On Building Community

On Memorial Day, I joined a meet-up group for a nine-mile hike in the southern part of Rock Creek Park. I had been wanting to do more hiking but didn’t know where to start, so it was an awesome way to jump in. It was a great group of people, and when we stopped for a lunch that I hadn’t packed for, my fellow hikers shared theirs.

After an iced latte and some time in the air conditioning, I headed out to the community garden to continue preparing the soil for planting, hard but satisfying work. In the process, I met the woman in my neighboring plot, a nice older lady who gave me a thumbs-up and told me I was doing a good job. When she saw me awkwardly balancing my camera on my bag to take a self-timer picture of myself in action (because I’m a huge dork), she offered to take one for me and the result was this great photo.

All in all, it was a day that made me thankful for the kindness of strangers.

My Catholic elementary/middle/high school ascribed to five goals of the Sacred Heart that infused almost everything we did. This spring, I went to an alumnae retreat themed around the goals. In a breakout discussion of Goal IV, “the building of community as a Christian value,” I talked about the challenges of building community in these post-college years. In a school setting, you work and play (and sometimes live) with the same people, and you are embedded within a framework of shared values—whether it was the goals at Stone Ridge, or the international/environmentalist/ ethos of Middlebury. Now, I have great friends from high school, college, and work, but with everyone spread out across DC and across the country, it’s harder to identify my “community.” (Though with a shared mission and lots of awesome people, my work comes close to one.)

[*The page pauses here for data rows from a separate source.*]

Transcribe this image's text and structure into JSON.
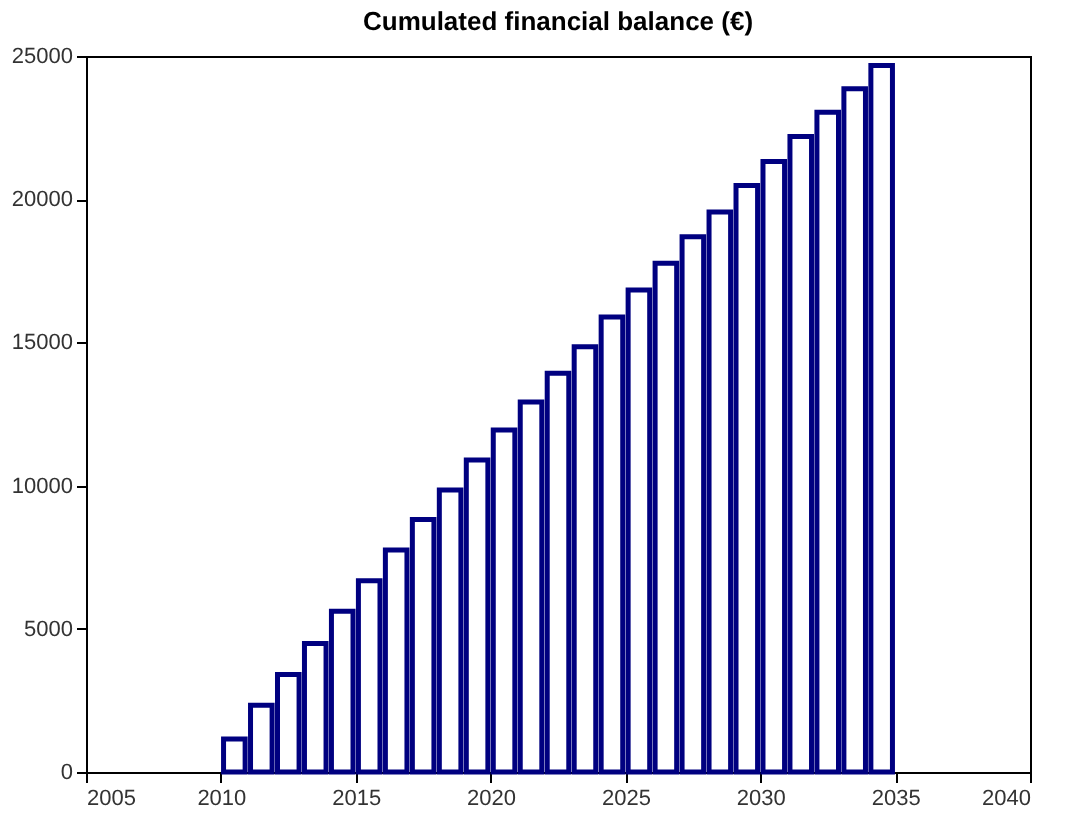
{
  "chart_data": {
    "type": "bar",
    "title": "Cumulated financial balance (€)",
    "x": [
      2010.5,
      2011.5,
      2012.5,
      2013.5,
      2014.5,
      2015.5,
      2016.5,
      2017.5,
      2018.5,
      2019.5,
      2020.5,
      2021.5,
      2022.5,
      2023.5,
      2024.5,
      2025.5,
      2026.5,
      2027.5,
      2028.5,
      2029.5,
      2030.5,
      2031.5,
      2032.5,
      2033.5,
      2034.5
    ],
    "values": [
      1150,
      2330,
      3400,
      4490,
      5610,
      6680,
      7750,
      8820,
      9850,
      10890,
      11940,
      12920,
      13920,
      14850,
      15890,
      16830,
      17760,
      18690,
      19550,
      20480,
      21320,
      22190,
      23040,
      23860,
      24670
    ],
    "color": "#000080",
    "xlim": [
      2005,
      2040
    ],
    "xticks": [
      2005,
      2010,
      2015,
      2020,
      2025,
      2030,
      2035,
      2040
    ],
    "ylim": [
      0,
      25000
    ],
    "yticks": [
      0,
      5000,
      10000,
      15000,
      20000,
      25000
    ],
    "grid": false
  }
}
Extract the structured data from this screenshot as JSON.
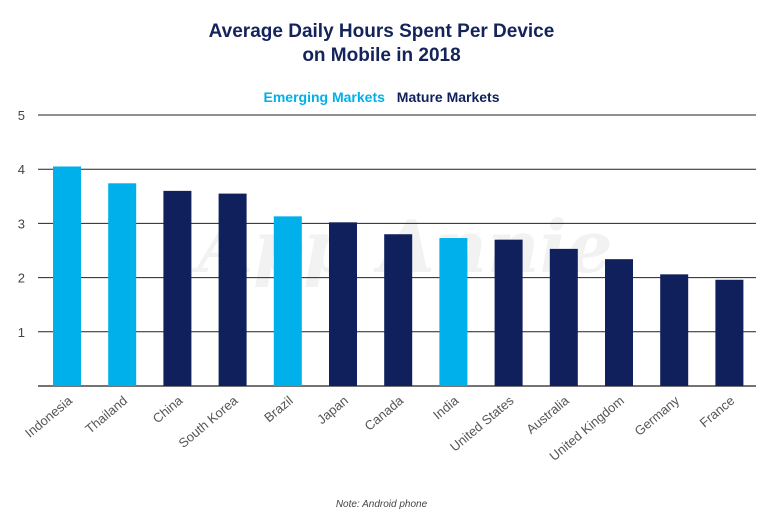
{
  "chart_data": {
    "type": "bar",
    "title": "Average Daily Hours Spent Per Device on Mobile in 2018",
    "title_lines": [
      "Average Daily Hours Spent Per Device",
      "on Mobile in 2018"
    ],
    "categories": [
      "Indonesia",
      "Thailand",
      "China",
      "South Korea",
      "Brazil",
      "Japan",
      "Canada",
      "India",
      "United States",
      "Australia",
      "United Kingdom",
      "Germany",
      "France"
    ],
    "values": [
      4.05,
      3.74,
      3.6,
      3.55,
      3.13,
      3.02,
      2.8,
      2.73,
      2.7,
      2.53,
      2.34,
      2.06,
      1.96
    ],
    "groups": [
      "Emerging Markets",
      "Emerging Markets",
      "Mature Markets",
      "Mature Markets",
      "Emerging Markets",
      "Mature Markets",
      "Mature Markets",
      "Emerging Markets",
      "Mature Markets",
      "Mature Markets",
      "Mature Markets",
      "Mature Markets",
      "Mature Markets"
    ],
    "legend": [
      {
        "name": "Emerging Markets",
        "color": "#00b0ea"
      },
      {
        "name": "Mature Markets",
        "color": "#0f205c"
      }
    ],
    "legend_position": "top-center",
    "ylim": [
      0,
      5
    ],
    "yticks": [
      1,
      2,
      3,
      4,
      5
    ],
    "xlabel": "",
    "ylabel": "",
    "grid": true,
    "watermark": "App Annie",
    "note": "Note: Android phone"
  },
  "colors": {
    "title": "#14245a",
    "emerging": "#00b0ea",
    "mature": "#0f205c",
    "gridline": "#222222",
    "axis_text": "#444444"
  }
}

One of the alums, a few years older than me, commented, “Building community doesn’t have to be one big party.” It happens in the individual interactions – in strengthening friendships, reaching out to acquaintances, being kind to a difficult person at work. That was a lightbulb moment for me, and I’ve thought about it ever since.

I was happy to realize that what happened on the hike and in the garden was community-building in the true spirit of Goal IV – one individual interaction at a time.